Since the people involved are unreal and the physiology of what is done to them impossible, it is not so difficult to conceive of their scenes as a Tom and Jerry cartoon with human body parts."


Christopher Lehmenn-Haupt, The New York Times, March 11, 1991


viscera indvolde

gore blod

demented vanvittig

relentless ubarmhjertig

leering lysten, sjofel


Comment 2:

"American Psycho vividly makes the case that society is responsible for creating the warped aspirations of people like Patrick Bateman. Bleak, funny and unsettling, this savagely clever satire forces us to confront issues we’d rather ignore. Even more relevant now than when published in 1991, American Psycho is essential reading."


Dan McNeil, 2004. http://www.laurahird.com/newreview/americanpsycho.html

warped forkvaklet



Comment 3:

"You ever seen a video nasty, all you sweet people who get upset because Bret Easton Ellis, in a novel of 399 pages devoted almost entirely to the obsessive consolations offered by a society, itself in the grip of a psychotic fit of sado-masochism, scattered throughout a novel delineating why the serial killer kills, actually describes the detail of the killings.
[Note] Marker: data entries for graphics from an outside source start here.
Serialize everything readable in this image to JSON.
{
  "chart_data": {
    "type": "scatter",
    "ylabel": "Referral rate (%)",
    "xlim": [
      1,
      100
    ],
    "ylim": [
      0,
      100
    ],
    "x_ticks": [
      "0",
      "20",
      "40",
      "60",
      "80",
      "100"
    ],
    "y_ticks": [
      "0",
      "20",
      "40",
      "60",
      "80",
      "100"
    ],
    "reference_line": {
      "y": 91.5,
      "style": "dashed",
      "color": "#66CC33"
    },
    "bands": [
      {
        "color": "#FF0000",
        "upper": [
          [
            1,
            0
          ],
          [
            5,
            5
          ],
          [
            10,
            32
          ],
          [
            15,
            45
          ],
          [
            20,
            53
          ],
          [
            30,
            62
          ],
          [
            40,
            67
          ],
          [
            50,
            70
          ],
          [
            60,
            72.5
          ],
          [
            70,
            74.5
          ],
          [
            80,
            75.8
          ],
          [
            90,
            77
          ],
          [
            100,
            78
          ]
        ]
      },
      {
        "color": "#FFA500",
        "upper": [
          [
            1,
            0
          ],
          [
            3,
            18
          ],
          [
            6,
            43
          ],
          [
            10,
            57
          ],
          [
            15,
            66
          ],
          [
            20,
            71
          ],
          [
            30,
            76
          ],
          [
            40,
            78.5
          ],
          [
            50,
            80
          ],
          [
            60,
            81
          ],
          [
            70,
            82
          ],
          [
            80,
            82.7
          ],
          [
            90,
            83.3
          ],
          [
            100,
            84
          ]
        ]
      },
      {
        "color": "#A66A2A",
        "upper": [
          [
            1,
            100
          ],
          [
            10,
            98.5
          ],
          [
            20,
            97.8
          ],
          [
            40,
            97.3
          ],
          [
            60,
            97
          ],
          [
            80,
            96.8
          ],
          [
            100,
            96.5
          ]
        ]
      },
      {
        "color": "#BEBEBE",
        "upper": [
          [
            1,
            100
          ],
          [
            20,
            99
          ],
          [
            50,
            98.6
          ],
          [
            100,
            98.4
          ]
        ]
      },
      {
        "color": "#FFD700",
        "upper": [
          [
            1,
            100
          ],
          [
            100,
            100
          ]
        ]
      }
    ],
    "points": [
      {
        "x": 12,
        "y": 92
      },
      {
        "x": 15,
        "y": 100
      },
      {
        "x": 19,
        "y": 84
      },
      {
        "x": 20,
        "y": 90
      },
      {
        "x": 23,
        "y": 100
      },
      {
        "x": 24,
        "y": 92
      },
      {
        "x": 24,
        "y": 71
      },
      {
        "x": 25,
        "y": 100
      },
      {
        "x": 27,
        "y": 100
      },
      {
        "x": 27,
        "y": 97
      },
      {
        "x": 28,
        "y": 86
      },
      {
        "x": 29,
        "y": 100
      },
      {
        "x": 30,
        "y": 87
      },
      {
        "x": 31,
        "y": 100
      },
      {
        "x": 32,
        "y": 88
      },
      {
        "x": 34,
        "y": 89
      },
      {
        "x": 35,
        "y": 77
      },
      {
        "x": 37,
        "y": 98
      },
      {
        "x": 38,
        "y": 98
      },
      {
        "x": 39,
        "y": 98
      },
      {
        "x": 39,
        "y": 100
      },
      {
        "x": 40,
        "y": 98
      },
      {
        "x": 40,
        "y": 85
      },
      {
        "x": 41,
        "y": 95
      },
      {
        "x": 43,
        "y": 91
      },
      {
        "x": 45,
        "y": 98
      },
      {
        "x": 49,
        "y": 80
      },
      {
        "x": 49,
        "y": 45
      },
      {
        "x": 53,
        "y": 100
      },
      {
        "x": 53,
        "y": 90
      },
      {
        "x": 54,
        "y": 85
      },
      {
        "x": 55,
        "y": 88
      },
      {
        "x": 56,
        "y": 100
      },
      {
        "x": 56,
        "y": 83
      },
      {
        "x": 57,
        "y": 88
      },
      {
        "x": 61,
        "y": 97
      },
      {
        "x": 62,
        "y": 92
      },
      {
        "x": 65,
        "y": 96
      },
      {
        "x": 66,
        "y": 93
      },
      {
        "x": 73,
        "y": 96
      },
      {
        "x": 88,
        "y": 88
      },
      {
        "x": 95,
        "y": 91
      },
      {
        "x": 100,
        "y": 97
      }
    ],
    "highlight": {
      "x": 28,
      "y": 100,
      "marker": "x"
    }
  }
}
Why have you got so squeamish all of a sudden?

Of all the things you ought to censor, should have censored – because we now live in a world so terrible, so full of 'Abandon Hope' scrawled blood red on our city walls, someone has to start crying 'enough' – why pick on wretched, brilliant Bret Easton Ellis? Young BEE? I'll tell you why. It's because there's always been someone in the other books to play lip service to respectability: to the myth that the world we now live in is still capable of affect. The serial killer gets discovered, punished, stopped. There are people around to throw up their hands in horror, who can still distinguish between what is psychotic and what is not. Justice is done. There is remorse. Just not in American Psycho. And we hate him for saying it. In American Psycho not so. Nobody cares. Slaughtered bodies lie undiscovered. The city has fallen apart. Nobody takes much notice. The police have other things to do. Those who are killed don't rate – they are the powerless, the poor, the wretched, the sick in mind, the sellers of flesh for money: their own and other people's."


Fay Weldon, “An honest American psycho”, The Guardian, 1991


delineate skitsere

squeamish som let får kvalme

to pay lip service to hykle respekt for

to be capable of affect i stand til at blive påvirket

remorse anger


Wider contexts

4. Literary context: postmodern literature

There is little agreement on how to define postmodern literature accurately. However, certain common features are acknowledged: one is amoral and normless social behaviour, another one is the description of society as fragmented, chaotic, disconnected and accidental. It is therefore also natural that some of the characters in postmodern literature show narcissistic traits such as excessive self-centredness, an obsession with appearances and a focus on immediate pleasure.


Find elements in “Killing Child at Zoo” that make it a postmodern text.


Wider contexts

5. Reception: controversy

When American Psycho was published, it caused a lot of controversy. Some critics opposed it because of its portrayal of extreme violence and murder.


Watch the clip from YouTube and in pairs find at least two arguments for and two against introducing censorship. Divide the class into two parts; a pro-censorship and an anti-censorship part. Place six chairs in the middle with three chairs on each side. The debate begins and the students take turns participating. When you have contributed with an argument, you vacate the chair and another student takes over.